On the system I’m currently working on we have always seen the occasional failure caused by the database going to sleep for longer than the timeout on a particular write. When I say occasional we were seeing this once every few months, maybe. There is some polling of the table, but effectively there should never be any overlap between the query used to retrieve data and one used to update it later[1]. This eventually started to become a little more frequent and so I decided to add a little extra code to make the specific write query a little more resilient by allowing the 30 second default timeout to be more more configurable. The update is very small and so the actual transaction, when given a chance to do its work is tiny, so the extended timeout didn’t feel too dangerous. I intended to extend it a little bit at a time to ensure I didn’t mask any other issues by accident.
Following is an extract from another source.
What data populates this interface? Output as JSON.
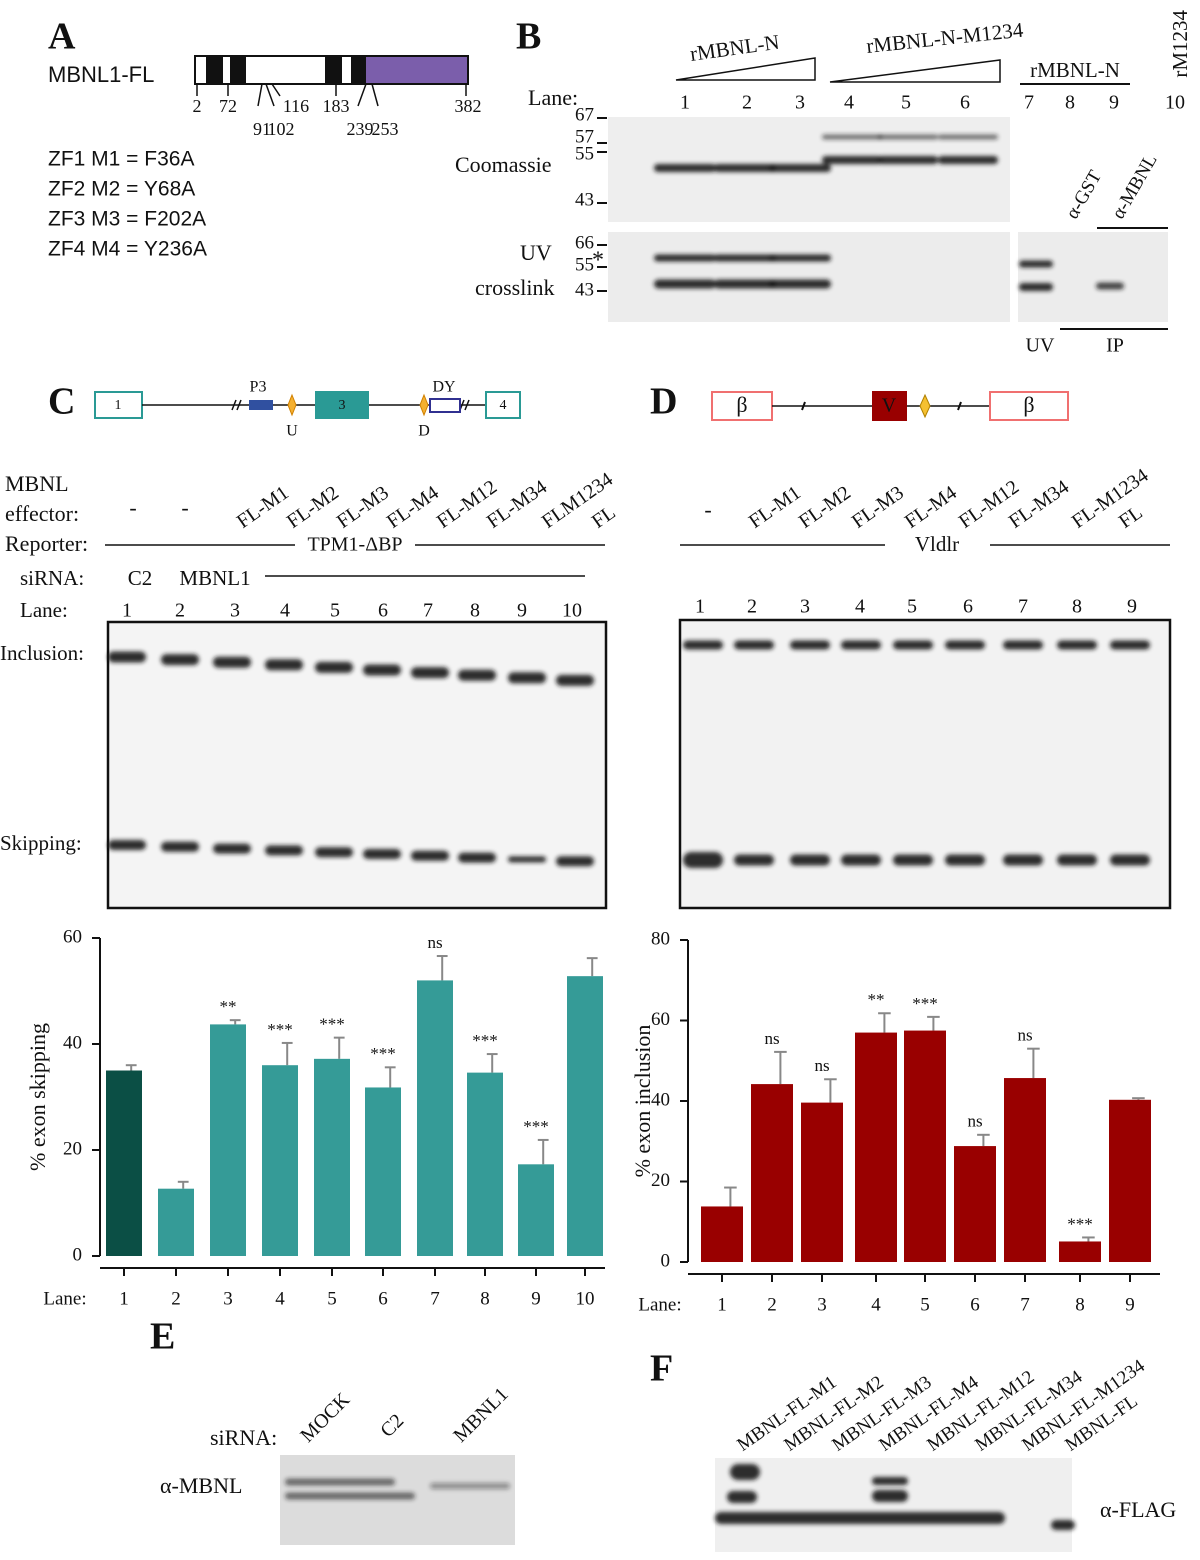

As is always the way I never quite got the time to finish plumbing the changes in in one hit; despite their relative simplicity.
When I finally came back to it I noticed a colleague had decided to take a different route - the more classic back-off and retry. This made me feel a little uneasy because I felt this choice was more risky. The first, and probably least important reason was that the code was now more complex. Alright, so it wasn’t reams and reams of code, but it was far more than just the one line required to bump the timeout. Yes, it could have be simplified by factoring the retry logic using Execute Around Method. But, what concerned me more was the impact on SQL Server of the constant retries from the numerous calling processes there are...
Everyone knows what deadlock is because it’s a classic interview question. But many people I’ve interviewed are far less familiar with its alter ego - livelock. Where with deadlock nobody makes progress but everyone is standing around doing nothing, with livelock the opposite is happening, everyone is so busy trying to avoid one another they still make no progress. The canonical example I know is two people walking towards each other in a corridor but don’t manage to pass because they both keep sidestepping to avoid the path of the other. Change the two people to two processes which are both backing-off and retrying and you can hopefully see where I’m going.
If SQL Server was blocking the update whilst some other lengthy read was occurring[2] it felt better to me to wait for longer on the basis that SQL Server will require no more resources to achieve that. In contrast, backing off and retrying means that the client will timeout, reconnect, and re-execute the query which means a plan has to be re-generated, etc. Even with connection pools and query plan caching it must still add some overhead and therefore would be more costly than waiting longer. If you have many clients doing this you will start to approach the effects you see with livelock.
I wrote about similar effects to this in “Service Providers Are Interested In Your Timeouts Too” where the client of a web service would timeout and retry but with the service still suck executing the previous query it just created more contention. I’m sure SQL Server has been around more than long enough to deal with this admirably, but I’m sure the constant retries don’t come for free.
In this particular case I’m sure the level of contention was easily dealt with either way, but when you have a performance problem that you cannot definitely pin down it’s better to inch your way forward than to change too many things in one go.
[1] Use of the READPAST hint helps reduce the readers blocking each other.
[2] We had no obvious candidates for why this might be happening at first. As time went on and the table size grew into many millions of rows there was some correlation with a few support queries that were being run occasionally but nothing really concrete. If it had been a major problem we probably would have stuck the SQL profiler on and tried to force the issue somehow. Intuition is never a good substitute for hard data but sometimes it’s all you have to go on.